I approached a man of about my age or older who was working at the Tavern keeping an eye on the outdoors. I asked him if he would mind if I scored a shady table while the family got food inside. He made a welcoming motion towards the tables and said, “Go ahead and take your pick.” I tried three until I found one that would allow me, in the big power chair, to get some shade. Joe and Ruby went inside to get veggie burgers and Marissa and Sadie headed over to get tacos. I was immediately glad to be sitting outside. It was perfect for people watching and, frankly, I prefer the natural cool of shade to the freezing falseness of air conditioning on high.

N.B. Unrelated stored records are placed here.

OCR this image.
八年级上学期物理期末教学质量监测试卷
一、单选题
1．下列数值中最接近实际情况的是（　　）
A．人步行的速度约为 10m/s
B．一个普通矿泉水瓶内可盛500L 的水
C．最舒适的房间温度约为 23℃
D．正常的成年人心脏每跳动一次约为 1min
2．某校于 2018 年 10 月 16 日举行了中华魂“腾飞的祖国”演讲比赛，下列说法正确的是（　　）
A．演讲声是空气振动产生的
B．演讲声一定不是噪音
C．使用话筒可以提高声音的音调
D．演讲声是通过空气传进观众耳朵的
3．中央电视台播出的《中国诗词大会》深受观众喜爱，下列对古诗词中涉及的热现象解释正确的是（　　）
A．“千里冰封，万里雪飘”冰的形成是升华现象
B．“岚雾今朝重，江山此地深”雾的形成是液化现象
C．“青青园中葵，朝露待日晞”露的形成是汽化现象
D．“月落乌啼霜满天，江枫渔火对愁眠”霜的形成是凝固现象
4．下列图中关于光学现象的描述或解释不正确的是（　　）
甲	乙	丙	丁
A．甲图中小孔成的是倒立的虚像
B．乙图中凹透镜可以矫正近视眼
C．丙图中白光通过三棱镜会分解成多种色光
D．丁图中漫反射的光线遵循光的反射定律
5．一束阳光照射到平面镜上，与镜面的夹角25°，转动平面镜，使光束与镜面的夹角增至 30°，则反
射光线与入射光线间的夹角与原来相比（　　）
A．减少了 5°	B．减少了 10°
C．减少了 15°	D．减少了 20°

I set myself to wait enjoying the few minutes of alone time. Then suddenly, the fellow I had spoken to, the only other person in the area who would be ticking the same age range on forms and surveys that I would tick, appeared beside me. I hadn’t seen him coming. In his had was a plastic up full of ice water. He said, “I thought you might like this.” I watched him set it down gently beside me, I turned to him and said, “What a nice man you are.” He smiled and went back to his job.

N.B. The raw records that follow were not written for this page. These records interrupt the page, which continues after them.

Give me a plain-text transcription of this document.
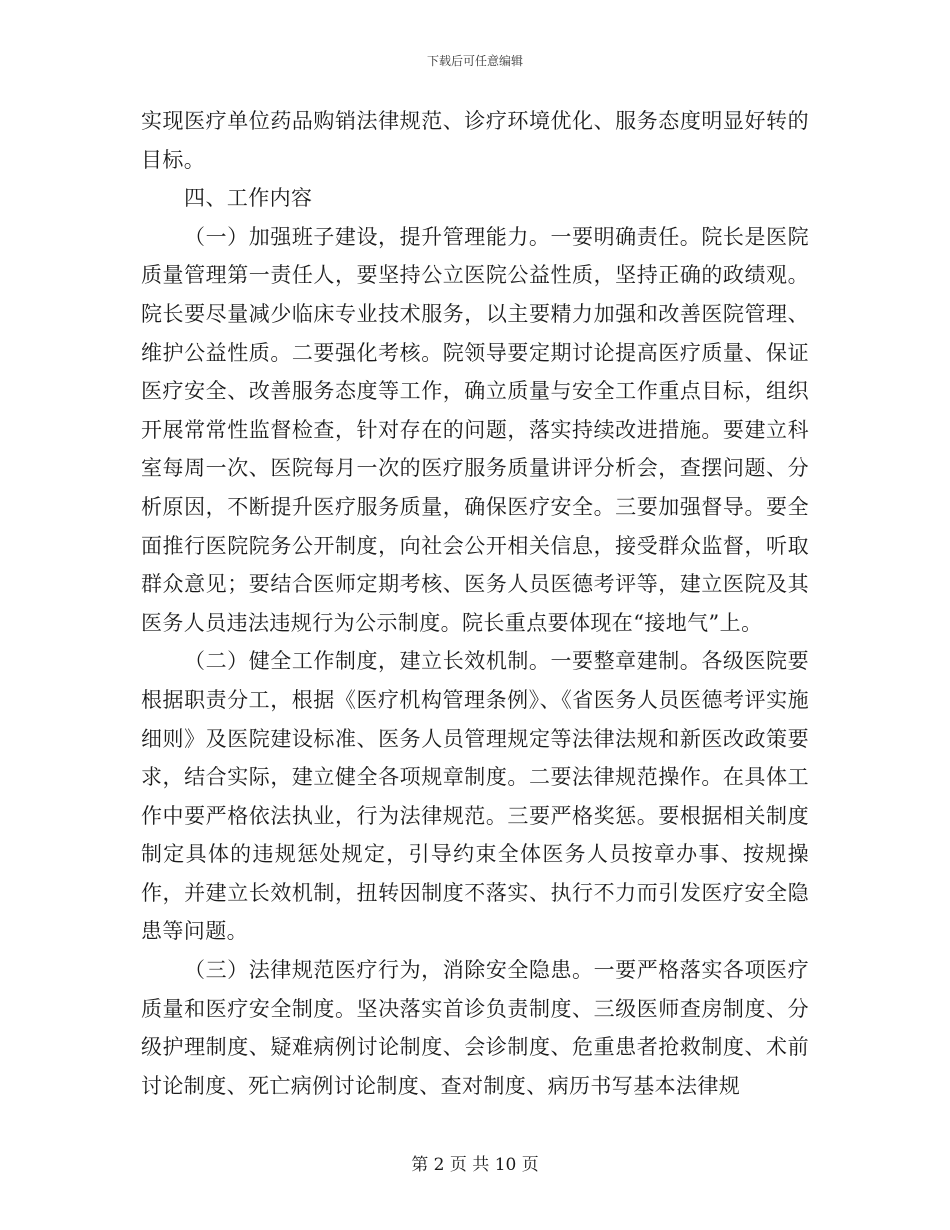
下载后可任意编辑

实现医疗单位药品购销法律规范、诊疗环境优化、服务态度明显好转的目标。

四、工作内容

（一）加强班子建设，提升管理能力。一要明确责任。院长是医院质量管理第一责任人，要坚持公立医院公益性质，坚持正确的政绩观。院长要尽量减少临床专业技术服务，以主要精力加强和改善医院管理、维护公益性质。二要强化考核。院领导要定期讨论提高医疗质量、保证医疗安全、改善服务态度等工作，确立质量与安全工作重点目标，组织开展常常性监督检查，针对存在的问题，落实持续改进措施。要建立科室每周一次、医院每月一次的医疗服务质量讲评分析会，查摆问题、分析原因，不断提升医疗服务质量，确保医疗安全。三要加强督导。要全面推行医院院务公开制度，向社会公开相关信息，接受群众监督，听取群众意见；要结合医师定期考核、医务人员医德考评等，建立医院及其医务人员违法违规行为公示制度。院长重点要体现在“接地气”上。

（二）健全工作制度，建立长效机制。一要整章建制。各级医院要根据职责分工，根据《医疗机构管理条例》、《省医务人员医德考评实施细则》及医院建设标准、医务人员管理规定等法律法规和新医改政策要求，结合实际，建立健全各项规章制度。二要法律规范操作。在具体工作中要严格依法执业，行为法律规范。三要严格奖惩。要根据相关制度制定具体的违规惩处规定，引导约束全体医务人员按章办事、按规操作，并建立长效机制，扭转因制度不落实、执行不力而引发医疗安全隐患等问题。

（三）法律规范医疗行为，消除安全隐患。一要严格落实各项医疗质量和医疗安全制度。坚决落实首诊负责制度、三级医师查房制度、分级护理制度、疑难病例讨论制度、会诊制度、危重患者抢救制度、术前讨论制度、死亡病例讨论制度、查对制度、病历书写基本法律规

第 2 页 共 10 页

I am not a person that people do nice things for. I am a person, stared at, pointed at, joked about and, often purposely, hurt. My size and my chair makes me a sweet target for bitter people. I was, momentarily stunned that a kind act, an act that recognized me as a fellow human, had happened, openly, in public. Giving me ice water was something he did because he wanted to, it’s not something that was in a job description, beyond a vague ‘treat customers with respect’ kind of statement. This wasn’t about doing his job this was about expressing his character. By then, there in Universal Studio’s theme park, we had seen lots of people dressed up in character, this guy though, he HAD character. Let’s face it, I was hot and tired and on vacation, he’d have been hot and tired and working – there’s a difference. I say it again, “What a nice man.”

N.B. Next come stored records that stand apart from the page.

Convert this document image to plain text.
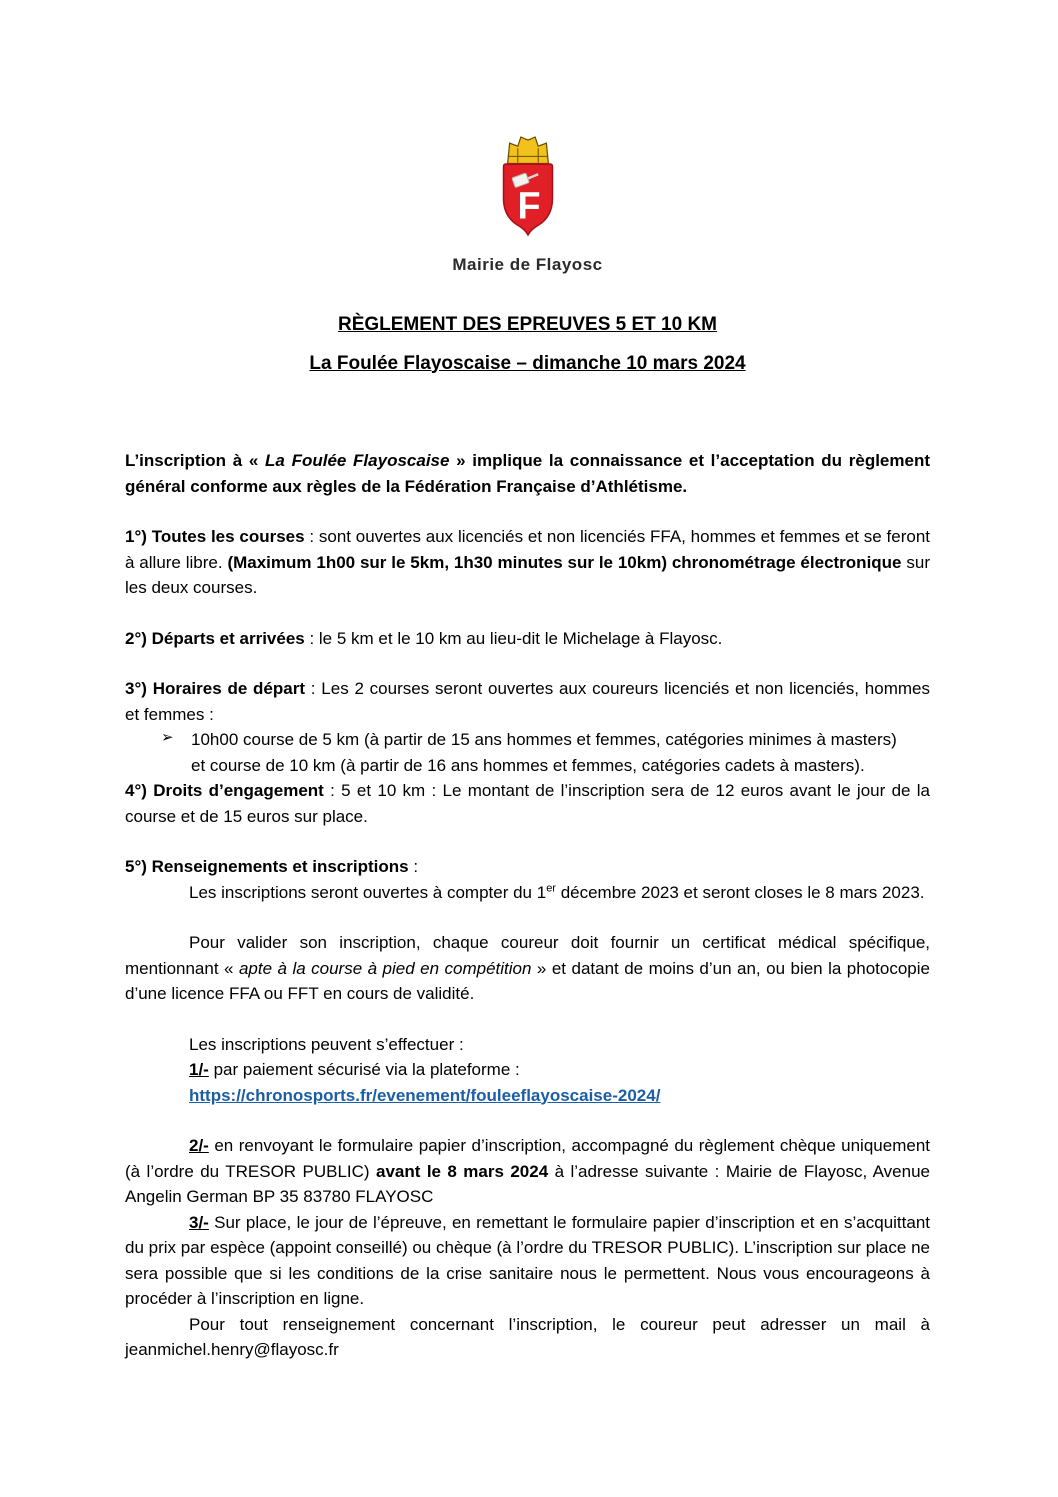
F
Mairie de Flayosc
RÈGLEMENT DES EPREUVES 5 ET 10 KM
La Foulée Flayoscaise – dimanche 10 mars 2024

L’inscription à « La Foulée Flayoscaise » implique la connaissance et l’acceptation du règlement général conforme aux règles de la Fédération Française d’Athlétisme.

1°) Toutes les courses : sont ouvertes aux licenciés et non licenciés FFA, hommes et femmes et se feront à allure libre. (Maximum 1h00 sur le 5km, 1h30 minutes sur le 10km) chronométrage électronique sur les deux courses.

2°) Départs et arrivées : le 5 km et le 10 km au lieu-dit le Michelage à Flayosc.

3°) Horaires de départ : Les 2 courses seront ouvertes aux coureurs licenciés et non licenciés, hommes et femmes :

➢	10h00 course de 5 km (à partir de 15 ans hommes et femmes, catégories minimes à masters)
et course de 10 km (à partir de 16 ans hommes et femmes, catégories cadets à masters).

4°) Droits d’engagement : 5 et 10 km : Le montant de l’inscription sera de 12 euros avant le jour de la course et de 15 euros sur place.

5°) Renseignements et inscriptions :

Les inscriptions seront ouvertes à compter du 1er décembre 2023 et seront closes le 8 mars 2023.

Pour valider son inscription, chaque coureur doit fournir un certificat médical spécifique, mentionnant « apte à la course à pied en compétition » et datant de moins d’un an, ou bien la photocopie d’une licence FFA ou FFT en cours de validité.

Les inscriptions peuvent s’effectuer :

1/- par paiement sécurisé via la plateforme :

https://chronosports.fr/evenement/fouleeflayoscaise-2024/

2/- en renvoyant le formulaire papier d’inscription, accompagné du règlement chèque uniquement (à l’ordre du TRESOR PUBLIC) avant le 8 mars 2024 à l’adresse suivante : Mairie de Flayosc, Avenue Angelin German BP 35 83780 FLAYOSC

3/- Sur place, le jour de l’épreuve, en remettant le formulaire papier d’inscription et en s’acquittant du prix par espèce (appoint conseillé) ou chèque (à l’ordre du TRESOR PUBLIC). L’inscription sur place ne sera possible que si les conditions de la crise sanitaire nous le permettent. Nous vous encourageons à procéder à l’inscription en ligne.

Pour tout renseignement concernant l’inscription, le coureur peut adresser un mail à jeanmichel.henry@flayosc.fr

When Marissa got back from the taco truck, long before Joe and Ruby would arrive with the veggie burger, we chatted about what happened. As as things do, because we both work with people with disabilities, we came round to talking about service provision in our field. We spoke about the difference between people who do what the job descriptions says, and then the people who do the same things but because of who they are and how they are, they do that little bit more, the unnecessary but desperately needed. It’s a wonderful thing to be able to bring the best of you to work and give it the opportunity to express, without words but with incredible impact, who you are.
Years from now, I will have forgotten various bits of this visit to Universal Studios. But I will remember the kind old guy and the glass of cold water. Kindness, unexpected, almost always winds up as memory, doesn’t it?